The officers said that one of the biggest issues for them has been restrictions on arrests that the Biden administration has been implementing since the end of July. The Biden administration’s priorities limit enforcement solely to illegal aliens deemed to be threats to national security, border security and public safety in order to “preserve limited government resources,” according to a 2022 ICE memo.
“It sucks,” a second ICE official said, adding that “the priorities restrict the ability to conduct enforcement actions, including illegal [aliens] with DUIs and misdemeanor convictions.”
Under the Biden administration’s policy, enforcement is largely limited to those who are suspected or proven to have engaged in terrorism, espionage and serious criminal conduct, according to the 2022 memo. Additionally, in a September 2021 memo, Department of Homeland Security (DHS) Secretary Alejandro Mayorkas made clear that “the fact an individual is a removable noncitizen therefore should not alone be the basis of an enforcement action against them.”

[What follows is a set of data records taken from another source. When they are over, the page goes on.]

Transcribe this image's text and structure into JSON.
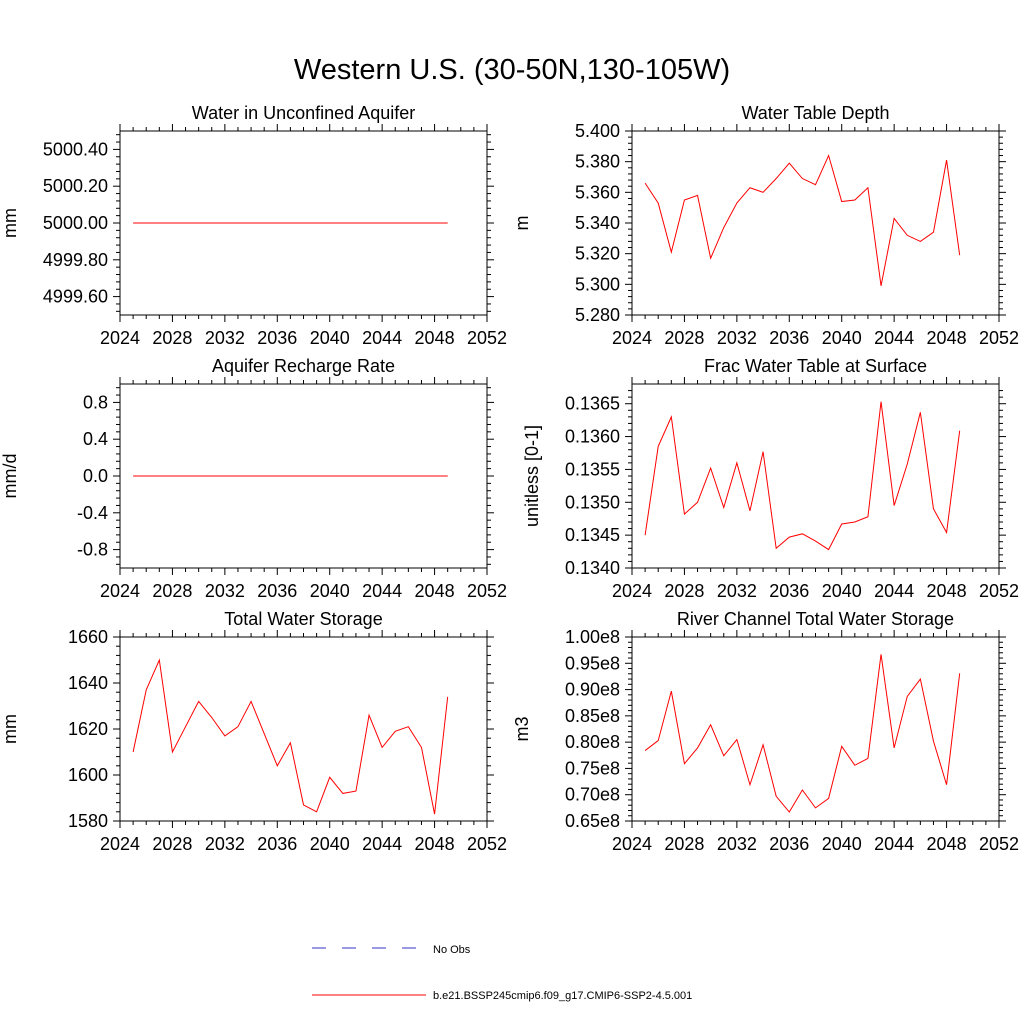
{
  "title": "Western U.S. (30-50N,130-105W)",
  "colors": {
    "model": "#ff0000",
    "obs": "#3333cc",
    "axis": "#000000"
  },
  "legend": {
    "obs_label": "No Obs",
    "model_label": "b.e21.BSSP245cmip6.f09_g17.CMIP6-SSP2-4.5.001"
  },
  "chart_data": [
    {
      "type": "line",
      "title": "Water in Unconfined Aquifer",
      "ylabel": "mm",
      "xlim": [
        2024,
        2052
      ],
      "xticks": [
        2024,
        2028,
        2032,
        2036,
        2040,
        2044,
        2048,
        2052
      ],
      "ylim": [
        4999.5,
        5000.5
      ],
      "yticks": [
        4999.6,
        4999.8,
        5000.0,
        5000.2,
        5000.4
      ],
      "yticklabels": [
        "4999.60",
        "4999.80",
        "5000.00",
        "5000.20",
        "5000.40"
      ],
      "x": [
        2025,
        2026,
        2027,
        2028,
        2029,
        2030,
        2031,
        2032,
        2033,
        2034,
        2035,
        2036,
        2037,
        2038,
        2039,
        2040,
        2041,
        2042,
        2043,
        2044,
        2045,
        2046,
        2047,
        2048,
        2049
      ],
      "series": [
        {
          "values": [
            5000.0,
            5000.0,
            5000.0,
            5000.0,
            5000.0,
            5000.0,
            5000.0,
            5000.0,
            5000.0,
            5000.0,
            5000.0,
            5000.0,
            5000.0,
            5000.0,
            5000.0,
            5000.0,
            5000.0,
            5000.0,
            5000.0,
            5000.0,
            5000.0,
            5000.0,
            5000.0,
            5000.0,
            5000.0
          ]
        }
      ]
    },
    {
      "type": "line",
      "title": "Water Table Depth",
      "ylabel": "m",
      "xlim": [
        2024,
        2052
      ],
      "xticks": [
        2024,
        2028,
        2032,
        2036,
        2040,
        2044,
        2048,
        2052
      ],
      "ylim": [
        5.28,
        5.4
      ],
      "yticks": [
        5.28,
        5.3,
        5.32,
        5.34,
        5.36,
        5.38,
        5.4
      ],
      "yticklabels": [
        "5.280",
        "5.300",
        "5.320",
        "5.340",
        "5.360",
        "5.380",
        "5.400"
      ],
      "x": [
        2025,
        2026,
        2027,
        2028,
        2029,
        2030,
        2031,
        2032,
        2033,
        2034,
        2035,
        2036,
        2037,
        2038,
        2039,
        2040,
        2041,
        2042,
        2043,
        2044,
        2045,
        2046,
        2047,
        2048,
        2049
      ],
      "series": [
        {
          "values": [
            5.366,
            5.353,
            5.321,
            5.355,
            5.358,
            5.317,
            5.337,
            5.353,
            5.363,
            5.36,
            5.369,
            5.379,
            5.369,
            5.365,
            5.384,
            5.354,
            5.355,
            5.363,
            5.299,
            5.343,
            5.332,
            5.328,
            5.334,
            5.381,
            5.319
          ]
        }
      ]
    },
    {
      "type": "line",
      "title": "Aquifer Recharge Rate",
      "ylabel": "mm/d",
      "xlim": [
        2024,
        2052
      ],
      "xticks": [
        2024,
        2028,
        2032,
        2036,
        2040,
        2044,
        2048,
        2052
      ],
      "ylim": [
        -1.0,
        1.0
      ],
      "yticks": [
        -0.8,
        -0.4,
        0.0,
        0.4,
        0.8
      ],
      "yticklabels": [
        "-0.8",
        "-0.4",
        "0.0",
        "0.4",
        "0.8"
      ],
      "x": [
        2025,
        2026,
        2027,
        2028,
        2029,
        2030,
        2031,
        2032,
        2033,
        2034,
        2035,
        2036,
        2037,
        2038,
        2039,
        2040,
        2041,
        2042,
        2043,
        2044,
        2045,
        2046,
        2047,
        2048,
        2049
      ],
      "series": [
        {
          "values": [
            0,
            0,
            0,
            0,
            0,
            0,
            0,
            0,
            0,
            0,
            0,
            0,
            0,
            0,
            0,
            0,
            0,
            0,
            0,
            0,
            0,
            0,
            0,
            0,
            0
          ]
        }
      ]
    },
    {
      "type": "line",
      "title": "Frac Water Table at Surface",
      "ylabel": "unitless [0-1]",
      "xlim": [
        2024,
        2052
      ],
      "xticks": [
        2024,
        2028,
        2032,
        2036,
        2040,
        2044,
        2048,
        2052
      ],
      "ylim": [
        0.134,
        0.1368
      ],
      "yticks": [
        0.134,
        0.1345,
        0.135,
        0.1355,
        0.136,
        0.1365
      ],
      "yticklabels": [
        "0.1340",
        "0.1345",
        "0.1350",
        "0.1355",
        "0.1360",
        "0.1365"
      ],
      "x": [
        2025,
        2026,
        2027,
        2028,
        2029,
        2030,
        2031,
        2032,
        2033,
        2034,
        2035,
        2036,
        2037,
        2038,
        2039,
        2040,
        2041,
        2042,
        2043,
        2044,
        2045,
        2046,
        2047,
        2048,
        2049
      ],
      "series": [
        {
          "values": [
            0.1345,
            0.13585,
            0.1363,
            0.13482,
            0.135,
            0.13552,
            0.13492,
            0.1356,
            0.13487,
            0.13577,
            0.1343,
            0.13447,
            0.13452,
            0.13441,
            0.13428,
            0.13467,
            0.1347,
            0.13478,
            0.13653,
            0.13495,
            0.13558,
            0.13637,
            0.1349,
            0.13454,
            0.13609
          ]
        }
      ]
    },
    {
      "type": "line",
      "title": "Total Water Storage",
      "ylabel": "mm",
      "xlim": [
        2024,
        2052
      ],
      "xticks": [
        2024,
        2028,
        2032,
        2036,
        2040,
        2044,
        2048,
        2052
      ],
      "ylim": [
        1580,
        1660
      ],
      "yticks": [
        1580,
        1600,
        1620,
        1640,
        1660
      ],
      "yticklabels": [
        "1580",
        "1600",
        "1620",
        "1640",
        "1660"
      ],
      "x": [
        2025,
        2026,
        2027,
        2028,
        2029,
        2030,
        2031,
        2032,
        2033,
        2034,
        2035,
        2036,
        2037,
        2038,
        2039,
        2040,
        2041,
        2042,
        2043,
        2044,
        2045,
        2046,
        2047,
        2048,
        2049
      ],
      "series": [
        {
          "values": [
            1610,
            1637,
            1650,
            1610,
            1621,
            1632,
            1625,
            1617,
            1621,
            1632,
            1618,
            1604,
            1614,
            1587,
            1584,
            1599,
            1592,
            1593,
            1626,
            1612,
            1619,
            1621,
            1612,
            1583,
            1634
          ]
        }
      ]
    },
    {
      "type": "line",
      "title": "River Channel Total Water Storage",
      "ylabel": "m3",
      "xlim": [
        2024,
        2052
      ],
      "xticks": [
        2024,
        2028,
        2032,
        2036,
        2040,
        2044,
        2048,
        2052
      ],
      "ylim": [
        65000000,
        100000000
      ],
      "yticks": [
        65000000,
        70000000,
        75000000,
        80000000,
        85000000,
        90000000,
        95000000,
        100000000
      ],
      "yticklabels": [
        "0.65e8",
        "0.70e8",
        "0.75e8",
        "0.80e8",
        "0.85e8",
        "0.90e8",
        "0.95e8",
        "1.00e8"
      ],
      "x": [
        2025,
        2026,
        2027,
        2028,
        2029,
        2030,
        2031,
        2032,
        2033,
        2034,
        2035,
        2036,
        2037,
        2038,
        2039,
        2040,
        2041,
        2042,
        2043,
        2044,
        2045,
        2046,
        2047,
        2048,
        2049
      ],
      "series": [
        {
          "values": [
            78400000,
            80300000,
            89700000,
            75900000,
            78900000,
            83300000,
            77400000,
            80500000,
            71900000,
            79500000,
            69700000,
            66700000,
            70900000,
            67500000,
            69300000,
            79200000,
            75600000,
            76900000,
            96700000,
            78900000,
            88700000,
            92000000,
            80200000,
            71900000,
            93100000
          ]
        }
      ]
    }
  ]
}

The situation is collapsing agency morale because ICE officers feel they are unable to make arrests.
“A lot of Deportation Officers are jumping ship, going to the Marshals and Homeland Security Investigations [HSI]. ICE is hurting,” the second official said.
Illegal aliens ordered to be deported are going free because of the policies, the first ICE official said.
“We have a lot of people who meet the ‘priorities’ that we cannot even arrest. It’s almost like some sort of amnesty for these people. There’s no point in even having people report if we can’t arrest,” the first official said.
The issue stems from the Biden administration entirely, retired ICE Field Office Director and current board member with National Immigration Center for Enforcement (NICE) John Fabbricatore told the DCNF.
“The restrictive policies and priorities of the Biden administration, combined with a focus on releasing as many illegal aliens to the street as possible, has made interior enforcement of immigration laws secondary to giving benefits and government assistance. This administration’s neglect and lack of enforcement strategy are weakening our public safety and national security,” Fabbricatore said.
ICE didn’t respond to the DCNF’s requests for comment.